9. There is no evidence that a state of disaster will make any difference whatsoever, as the announcement was not coupled with any tangible proof of differences that would occur. Over the years, government has produced various plans to address the current energy crisis, however none of these have gone far enough to alleviate it, largely due to lack of implementation.
The court papers
16 February 2023: OUTA's notice of motion is here.
16 February 2023: The founding affidavit by Advocate Fick is here.
16 February 2023: The annexures to Fick's founding affidavit are here.
The state of disaster declarations & regulations
8 February 2023: President Cyril Ramaphosa announces the national state of disaster in his State of the Nation Address (see here).
8 February 2023: The head of the National Disaster Management Centre, Dr Elias Sithole, classifies the electricity supply shortage as a national disaster (see here).
8 February 2023: The Minister of Cooperative Governance and Traditional Affairs, Nkosazana Dlamini Zuma, declares the national state of disaster (see here).
27 February 2023: The Minister of COGTA issues regulations on the disaster (see here).
5 April 2023: The Minister of COGTA formally ends the state of disaster (see here).
OUTA comments on the state of disaster regulations
The new state of disaster regulations appear to be intended to allow a quick contract with Karpowerships by fast-tracking or by-passing environmental authorisations, procurement rules, public participation and even legal challenges.
The regulations confirm OUTA’s concerns that the state of disaster will be used to remove regulatory provisions and oversight to enable the fast-tracking of unaffordable generation contracts.
A key aspect of the regulations is to enable the connection of unspecified new generation power.
OUTA is concerned that the Karpowerships contract, strongly promoted by Minister of Mineral Resources and Energy Gwede Mantashe in the face of civil society opposition, will now be fast-tracked through the system without the legally required due process. We are concerned at the possibility that the regulations might be used to fast-track new nuclear power, also without the safeguards of existing law. These are the projects that ran into strong public opposition and should be subjected to careful, public scrutiny and meaningful public consultation, not enabled through late-night regulations under the guise of a “national disaster” that has been 15 years in the making.

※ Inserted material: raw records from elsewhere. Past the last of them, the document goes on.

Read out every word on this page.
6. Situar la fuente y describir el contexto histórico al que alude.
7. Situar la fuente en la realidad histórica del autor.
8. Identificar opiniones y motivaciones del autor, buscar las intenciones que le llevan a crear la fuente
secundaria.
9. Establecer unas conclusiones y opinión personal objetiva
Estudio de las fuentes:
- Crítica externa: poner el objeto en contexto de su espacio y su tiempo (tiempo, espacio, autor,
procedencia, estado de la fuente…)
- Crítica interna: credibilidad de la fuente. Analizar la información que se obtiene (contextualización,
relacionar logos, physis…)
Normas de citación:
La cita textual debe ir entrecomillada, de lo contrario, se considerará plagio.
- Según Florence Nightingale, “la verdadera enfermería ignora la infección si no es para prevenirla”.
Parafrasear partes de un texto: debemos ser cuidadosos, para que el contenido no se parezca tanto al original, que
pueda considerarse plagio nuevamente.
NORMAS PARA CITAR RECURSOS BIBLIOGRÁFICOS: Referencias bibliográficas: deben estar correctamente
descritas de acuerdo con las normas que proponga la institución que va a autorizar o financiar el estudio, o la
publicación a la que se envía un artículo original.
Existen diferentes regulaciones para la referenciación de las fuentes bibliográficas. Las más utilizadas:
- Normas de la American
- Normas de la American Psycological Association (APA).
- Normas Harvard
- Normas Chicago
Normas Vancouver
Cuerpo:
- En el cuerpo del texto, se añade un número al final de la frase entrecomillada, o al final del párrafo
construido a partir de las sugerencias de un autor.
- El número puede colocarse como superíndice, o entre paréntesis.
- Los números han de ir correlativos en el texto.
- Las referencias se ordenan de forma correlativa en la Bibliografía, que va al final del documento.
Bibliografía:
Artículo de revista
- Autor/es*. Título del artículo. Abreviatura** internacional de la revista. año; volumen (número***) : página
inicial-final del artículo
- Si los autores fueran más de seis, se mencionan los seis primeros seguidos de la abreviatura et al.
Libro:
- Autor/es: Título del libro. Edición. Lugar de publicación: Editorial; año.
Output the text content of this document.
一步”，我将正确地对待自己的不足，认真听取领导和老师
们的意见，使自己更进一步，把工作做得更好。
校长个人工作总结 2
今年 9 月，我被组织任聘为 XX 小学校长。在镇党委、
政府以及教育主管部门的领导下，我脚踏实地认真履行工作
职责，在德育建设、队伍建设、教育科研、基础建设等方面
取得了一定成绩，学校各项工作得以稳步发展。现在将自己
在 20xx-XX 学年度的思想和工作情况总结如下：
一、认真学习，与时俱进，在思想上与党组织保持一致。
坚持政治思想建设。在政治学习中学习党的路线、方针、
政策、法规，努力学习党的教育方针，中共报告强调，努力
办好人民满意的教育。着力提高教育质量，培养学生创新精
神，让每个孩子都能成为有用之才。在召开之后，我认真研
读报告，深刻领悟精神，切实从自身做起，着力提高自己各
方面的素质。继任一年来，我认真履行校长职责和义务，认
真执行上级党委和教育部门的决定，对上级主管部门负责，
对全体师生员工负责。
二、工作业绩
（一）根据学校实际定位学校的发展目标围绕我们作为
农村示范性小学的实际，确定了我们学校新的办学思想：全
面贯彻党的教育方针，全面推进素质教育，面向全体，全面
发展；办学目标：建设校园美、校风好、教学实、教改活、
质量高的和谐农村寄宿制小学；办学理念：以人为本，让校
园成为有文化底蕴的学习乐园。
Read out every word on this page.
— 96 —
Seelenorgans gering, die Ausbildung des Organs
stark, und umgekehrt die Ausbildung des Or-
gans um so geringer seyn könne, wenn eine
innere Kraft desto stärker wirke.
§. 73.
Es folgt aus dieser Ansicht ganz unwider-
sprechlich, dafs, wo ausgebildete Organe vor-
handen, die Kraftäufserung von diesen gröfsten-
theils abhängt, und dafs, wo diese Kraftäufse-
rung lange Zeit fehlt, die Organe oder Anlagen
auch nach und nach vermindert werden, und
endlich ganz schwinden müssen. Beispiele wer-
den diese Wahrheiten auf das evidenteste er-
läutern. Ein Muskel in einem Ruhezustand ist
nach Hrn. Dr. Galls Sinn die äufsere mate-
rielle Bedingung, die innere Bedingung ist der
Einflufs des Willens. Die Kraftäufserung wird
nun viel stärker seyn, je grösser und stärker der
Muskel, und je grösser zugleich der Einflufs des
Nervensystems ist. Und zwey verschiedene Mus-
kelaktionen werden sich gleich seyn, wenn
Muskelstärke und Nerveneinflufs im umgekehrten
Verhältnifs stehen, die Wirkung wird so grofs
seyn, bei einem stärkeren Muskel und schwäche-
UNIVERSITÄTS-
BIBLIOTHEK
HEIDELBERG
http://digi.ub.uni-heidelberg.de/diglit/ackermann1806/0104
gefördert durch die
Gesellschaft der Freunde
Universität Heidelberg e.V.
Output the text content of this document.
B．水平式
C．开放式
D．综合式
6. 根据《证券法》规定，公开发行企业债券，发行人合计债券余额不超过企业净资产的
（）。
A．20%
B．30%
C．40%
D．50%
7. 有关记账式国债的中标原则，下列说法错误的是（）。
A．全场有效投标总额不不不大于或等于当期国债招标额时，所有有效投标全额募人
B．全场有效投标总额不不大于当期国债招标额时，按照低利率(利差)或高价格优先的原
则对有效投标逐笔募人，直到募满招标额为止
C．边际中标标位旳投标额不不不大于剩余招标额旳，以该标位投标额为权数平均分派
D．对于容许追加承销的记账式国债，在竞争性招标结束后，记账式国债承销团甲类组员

These regulations are of particular concern:
Regulation 5(1)(d) which enables “implementing measures to remove impediments to the development or construction of new generation capacity”;
Regulation 5(1)(e) which enables “streamlining and expediting application and decision-making procedures for regulatory processes related to energy generation projects, including designating a single department or institution to receive and coordinate the processing of applications or stipulating maximum timeframes for decision-making”;
Regulation 5(1)(i) which enables “excluding upgrades, refurbishments, adjustments and repairs of existing energy infrastructure and existing generation, transmission and distribution facilities” from all environmental law; and
Regulation 5(1)(t)(3) which permanently legalises all actions taken in terms of the regulations even after the state of disaster is lifted.
The regulations effectively remove proper oversight, regulatory processes and public participation in decisions of enormous public importance and cost. This is the sign of a desperate government which seeks unfettered powers to pursue an agenda which is not in the public interest.